Rozdział 4

799 43 20
                                    

Życie chłopców było jak z bajki. Młodzi zakochani nie mogli bez siebie żyć. Codziennie gdy Taco kończył pracę wracał do domu Quebo. Wszystkie problemy odeszły.
Chłopcy z miłości nie mogli pić,jeść,spać. Uczucie było tak silne,ze wystarczało im do życia.

Pewnego wieczoru gdy młodzieńcy leżeli na dywanie Quebo powiedział:

-Filip, wyjedźmy stąd, uciekniemy. Nie mamy nic do stracenia,a sklepem świetnie się zajmie twoja matka. Nie mogę już wytrzymać tego,ze pracujesz w ciągu dnia! Tak bardzo za tobą tęsknię Taco!-

-Przecież ja nie zostawię dywanów tej starej kurwie. Kuba, rozumiem,ze tobie udało się zostawić swoją plantację,ale ja tego nie zrobię. Nie potrafię. Nawet nie wiesz gdzie mamy wyjechać,nie wiesz czy tam ludzie lubią dywany. Czy ty zdajesz sobie sprawę z tego o co mnie w ogóle pytasz?!- odpowiedział zdenerwowany Taco

-Odpierdalasz ostatnio Filip...- odpowiedział wkurwiony Quebo

-Spadam stąd-dodał wstając z dywanu

-Przecież to twoje mieszkanie!-

-Widzisz do jakiego stanu mnie doprowadziłeś ty zasrańcu!-

Kuba był zdruzgotany. Właśnie uświadomił sobie,ze więcej rzeczy ich dzieli niż łączy. Jak on mógł wypomnieć mu to,ze zostawił swoje truskawki?! Co za debil!!

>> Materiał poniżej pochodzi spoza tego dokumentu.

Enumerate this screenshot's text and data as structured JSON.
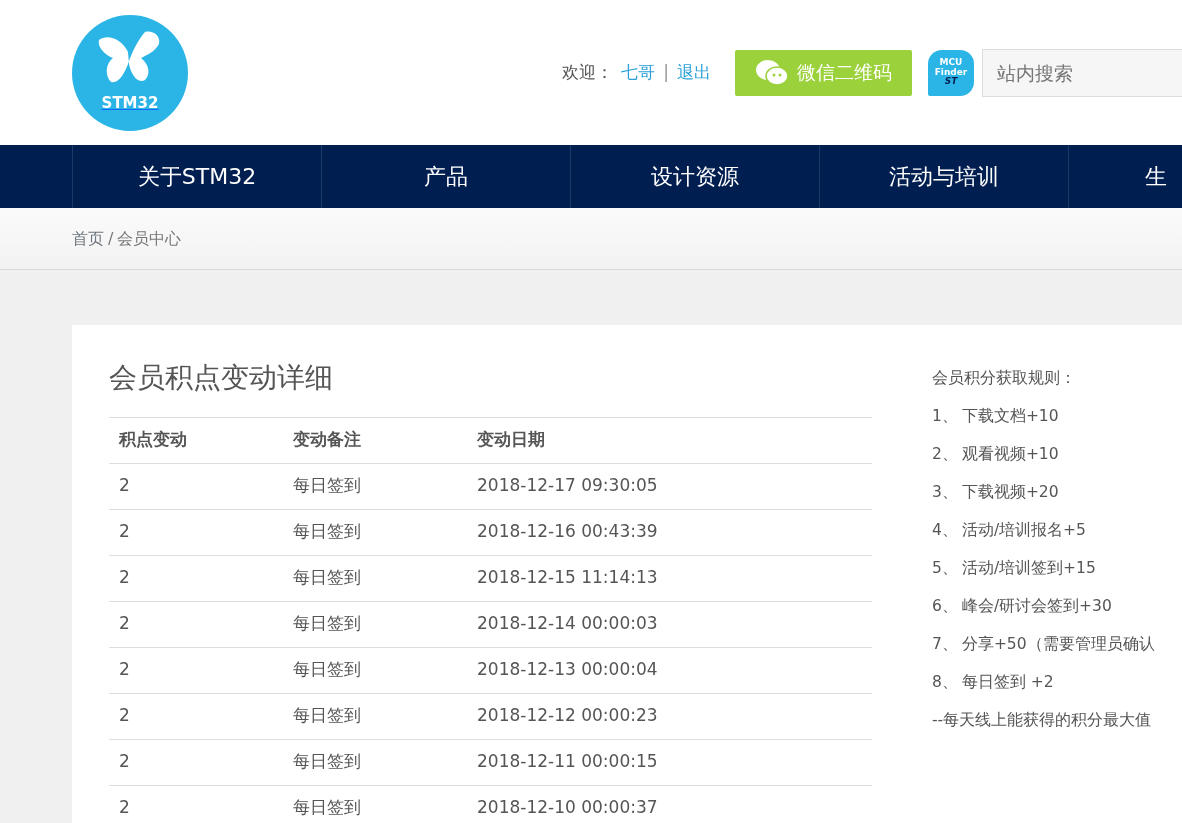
{
  "header": {
    "logo_text": "STM32",
    "welcome": "欢迎：",
    "user": "七哥",
    "separator": "|",
    "logout": "退出",
    "wechat_button": "微信二维码",
    "mcu_finder": {
      "line_1": "MCU",
      "line_2": "Finder",
      "brand": "ST"
    },
    "search": {
      "placeholder": "站内搜索"
    }
  },
  "nav": [
    {
      "label": "关于STM32"
    },
    {
      "label": "产品"
    },
    {
      "label": "设计资源"
    },
    {
      "label": "活动与培训"
    },
    {
      "label": "生"
    }
  ],
  "breadcrumb": [
    "首页",
    "会员中心"
  ],
  "breadcrumb_separator": "/",
  "title": "会员积点变动详细",
  "table": {
    "columns": [
      "积点变动",
      "变动备注",
      "变动日期"
    ],
    "rows": [
      [
        "2",
        "每日签到",
        "2018-12-17 09:30:05"
      ],
      [
        "2",
        "每日签到",
        "2018-12-16 00:43:39"
      ],
      [
        "2",
        "每日签到",
        "2018-12-15 11:14:13"
      ],
      [
        "2",
        "每日签到",
        "2018-12-14 00:00:03"
      ],
      [
        "2",
        "每日签到",
        "2018-12-13 00:00:04"
      ],
      [
        "2",
        "每日签到",
        "2018-12-12 00:00:23"
      ],
      [
        "2",
        "每日签到",
        "2018-12-11 00:00:15"
      ],
      [
        "2",
        "每日签到",
        "2018-12-10 00:00:37"
      ]
    ]
  },
  "rules": {
    "heading": "会员积分获取规则：",
    "items": [
      {
        "number": "1、",
        "text": "下载文档+10"
      },
      {
        "number": "2、",
        "text": "观看视频+10"
      },
      {
        "number": "3、",
        "text": "下载视频+20"
      },
      {
        "number": "4、",
        "text": "活动/培训报名+5"
      },
      {
        "number": "5、",
        "text": "活动/培训签到+15"
      },
      {
        "number": "6、",
        "text": "峰会/研讨会签到+30"
      },
      {
        "number": "7、",
        "text": "分享+50（需要管理员确认"
      },
      {
        "number": "8、",
        "text": "每日签到 +2"
      }
    ],
    "note": "--每天线上能获得的积分最大值"
  }
}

Chłopak spacerował zamyślony. Nagle wpadł na kogoś z naprzeciwka.

-O kurwa,przepraszam! Jesteś cały?- zapytał zmartwiony nieznajomy

-To moja wina sory-

Nagle spojrzał na chłopaka. Był tak kurewsko przystojny! Kuba chciał coś powiedzieć,ale nie wiedział co.
Stali przed sobą w takiej ciszy dwie minuty.

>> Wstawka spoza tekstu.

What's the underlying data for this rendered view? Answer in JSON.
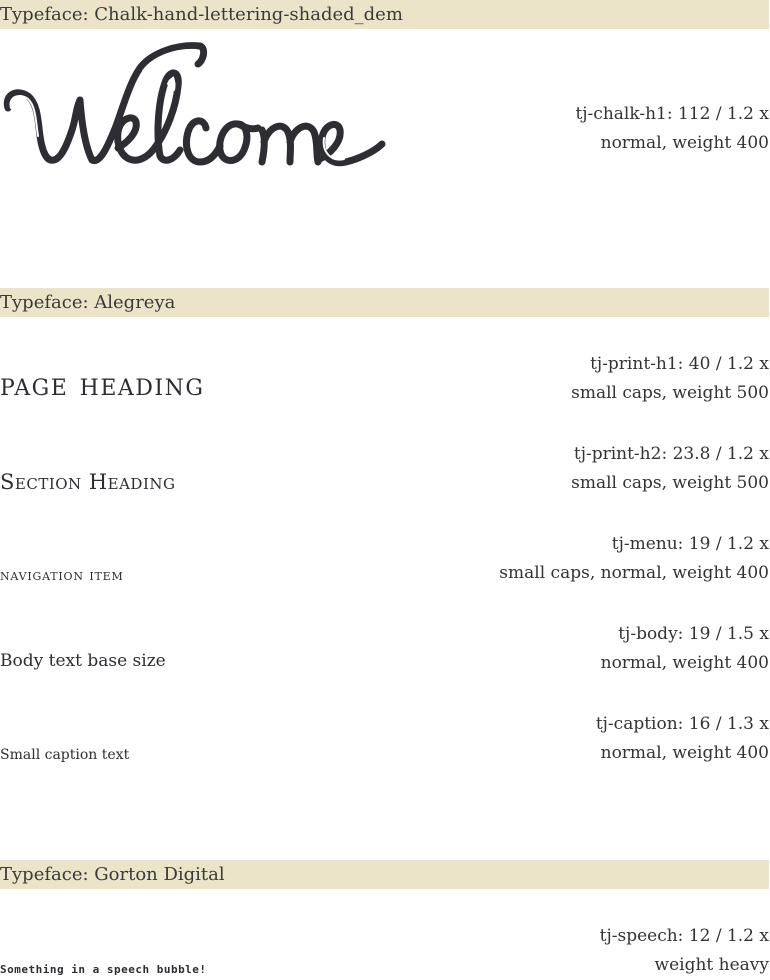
{
  "sections": [
    {
      "typeface_label": "Typeface: Chalk-hand-lettering-shaded_dem",
      "samples": [
        {
          "text": "Welcome",
          "spec_line1": "tj-chalk-h1: 112 / 1.2 x",
          "spec_line2": "normal, weight 400"
        }
      ]
    },
    {
      "typeface_label": "Typeface: Alegreya",
      "samples": [
        {
          "text": "Page Heading",
          "spec_line1": "tj-print-h1: 40 / 1.2 x",
          "spec_line2": "small caps, weight 500"
        },
        {
          "text": "Section Heading",
          "spec_line1": "tj-print-h2: 23.8 / 1.2 x",
          "spec_line2": "small caps, weight 500"
        },
        {
          "text": "navigation item",
          "spec_line1": "tj-menu: 19 / 1.2 x",
          "spec_line2": "small caps, normal, weight 400"
        },
        {
          "text": "Body text base size",
          "spec_line1": "tj-body: 19 / 1.5 x",
          "spec_line2": "normal, weight 400"
        },
        {
          "text": "Small caption text",
          "spec_line1": "tj-caption: 16 / 1.3 x",
          "spec_line2": "normal, weight 400"
        }
      ]
    },
    {
      "typeface_label": "Typeface: Gorton Digital",
      "samples": [
        {
          "text": "Something in a speech bubble!",
          "spec_line1": "tj-speech: 12 / 1.2 x",
          "spec_line2": "weight heavy"
        }
      ]
    }
  ],
  "colors": {
    "band_background": "#ebe4c8",
    "ink": "#2d2d33"
  }
}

-Tak w ogóle jestem Kuba-w końcu się odezwał

-Joł Kuba, ziomki mówią na mnie G-eazy- odpowiedział przystojny,wysoki brunet

-Dlatego,ze jesteś łatwy? He he- zażartował Kubuś

-Możesz się przekonać- powiedział G (z miną 😏).

-W sumie to niedawno tu przyjechałem, podróżuję teraz po Europie. Może pokażesz mi miasto?

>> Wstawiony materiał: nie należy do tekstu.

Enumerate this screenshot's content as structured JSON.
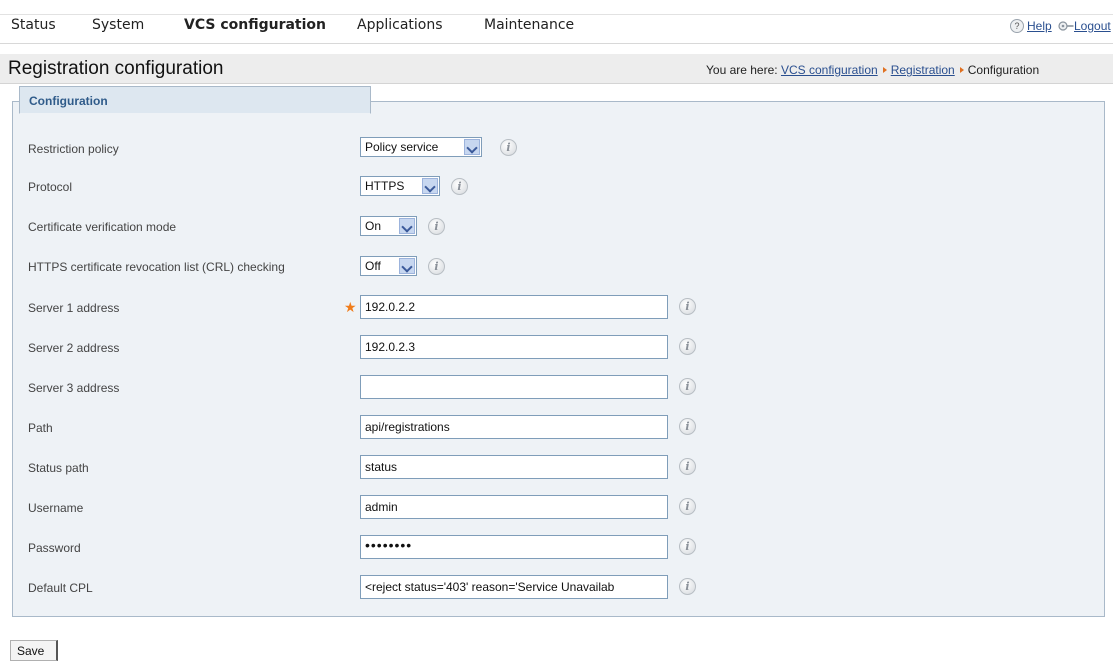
{
  "nav": {
    "items": [
      {
        "label": "Status"
      },
      {
        "label": "System"
      },
      {
        "label": "VCS configuration"
      },
      {
        "label": "Applications"
      },
      {
        "label": "Maintenance"
      }
    ],
    "help": "Help",
    "logout": "Logout"
  },
  "header": {
    "title": "Registration configuration",
    "breadcrumb_prefix": "You are here:",
    "crumbs": [
      "VCS configuration",
      "Registration",
      "Configuration"
    ]
  },
  "panel": {
    "tab": "Configuration",
    "fields": {
      "restriction_policy": {
        "label": "Restriction policy",
        "value": "Policy service"
      },
      "protocol": {
        "label": "Protocol",
        "value": "HTTPS"
      },
      "cert_verification": {
        "label": "Certificate verification mode",
        "value": "On"
      },
      "crl_checking": {
        "label": "HTTPS certificate revocation list (CRL) checking",
        "value": "Off"
      },
      "server1": {
        "label": "Server 1 address",
        "value": "192.0.2.2"
      },
      "server2": {
        "label": "Server 2 address",
        "value": "192.0.2.3"
      },
      "server3": {
        "label": "Server 3 address",
        "value": ""
      },
      "path": {
        "label": "Path",
        "value": "api/registrations"
      },
      "status_path": {
        "label": "Status path",
        "value": "status"
      },
      "username": {
        "label": "Username",
        "value": "admin"
      },
      "password": {
        "label": "Password",
        "value": "••••••••"
      },
      "default_cpl": {
        "label": "Default CPL",
        "value": "<reject status='403' reason='Service Unavailab"
      }
    },
    "info_icon": "i",
    "required_marker": "★"
  },
  "actions": {
    "save": "Save"
  },
  "colors": {
    "link": "#2a4f8f",
    "panel_bg": "#eef2f6",
    "required": "#f07c1a"
  }
}
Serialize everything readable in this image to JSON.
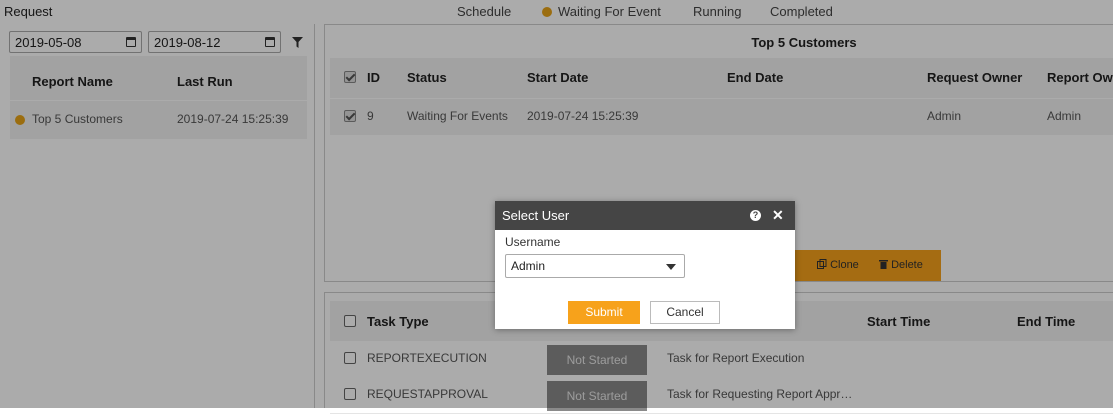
{
  "header": {
    "title": "Request",
    "tabs": [
      {
        "label": "Schedule"
      },
      {
        "label": "Waiting For Event",
        "active": true
      },
      {
        "label": "Running"
      },
      {
        "label": "Completed"
      }
    ],
    "status_dot_color": "#e8a317"
  },
  "filters": {
    "start_date": "2019-05-08",
    "end_date": "2019-08-12"
  },
  "report_list": {
    "columns": [
      "Report Name",
      "Last Run"
    ],
    "rows": [
      {
        "name": "Top 5 Customers",
        "last_run": "2019-07-24 15:25:39"
      }
    ]
  },
  "requests": {
    "title": "Top 5 Customers",
    "columns": [
      "ID",
      "Status",
      "Start Date",
      "End Date",
      "Request Owner",
      "Report Own"
    ],
    "rows": [
      {
        "id": "9",
        "status": "Waiting For Events",
        "start_date": "2019-07-24 15:25:39",
        "end_date": "",
        "request_owner": "Admin",
        "report_owner": "Admin"
      }
    ],
    "actions": {
      "clone": "Clone",
      "delete": "Delete"
    }
  },
  "tasks": {
    "columns": [
      "Task Type",
      "Start Time",
      "End Time"
    ],
    "rows": [
      {
        "type": "REPORTEXECUTION",
        "status": "Not Started",
        "description": "Task for Report Execution"
      },
      {
        "type": "REQUESTAPPROVAL",
        "status": "Not Started",
        "description": "Task for Requesting Report Appr…"
      }
    ]
  },
  "dialog": {
    "title": "Select User",
    "username_label": "Username",
    "username_value": "Admin",
    "submit_label": "Submit",
    "cancel_label": "Cancel",
    "help_glyph": "?"
  },
  "colors": {
    "accent": "#f7a21b",
    "dialog_header": "#454545",
    "badge": "#8a8a8a"
  }
}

-JASNE-odrazu zgodził się Que

Mężczyźni spędzili ze sobą resztę dnia,a wieczorem Quebo odprowadził G do hotelu.

-Może wejdziesz?-

Kuba przez chwilę przypomniał sobie o Filipie,który pewnie teraz leży na dywanie i płacze z tęsknoty. Z drugiej strony może nigdy nie zgodzi się na jego propozycję i ich związek nie ma sensu.

-Tak, chętnie- odpowiedział

Kiedy weszli do apartamentu zaczęli się całować. Kuba poczuł,ze w końcu ktoś go rozumie,a poza tym jest tak zajebiście przystojny. Zapominając całkowicie o Filipie spędził noc z mężczyzną,którego poznał dziś rano.
Mimo wszystko nie miał wyrzutów sumienia. Zaczął się zastanawiać nad związkiem z G. Mają przecież takie same cele,lubią truskawki,a Gerald ma dom w Holandii! Życie byłoby łatwiejsze,ale co z Taco?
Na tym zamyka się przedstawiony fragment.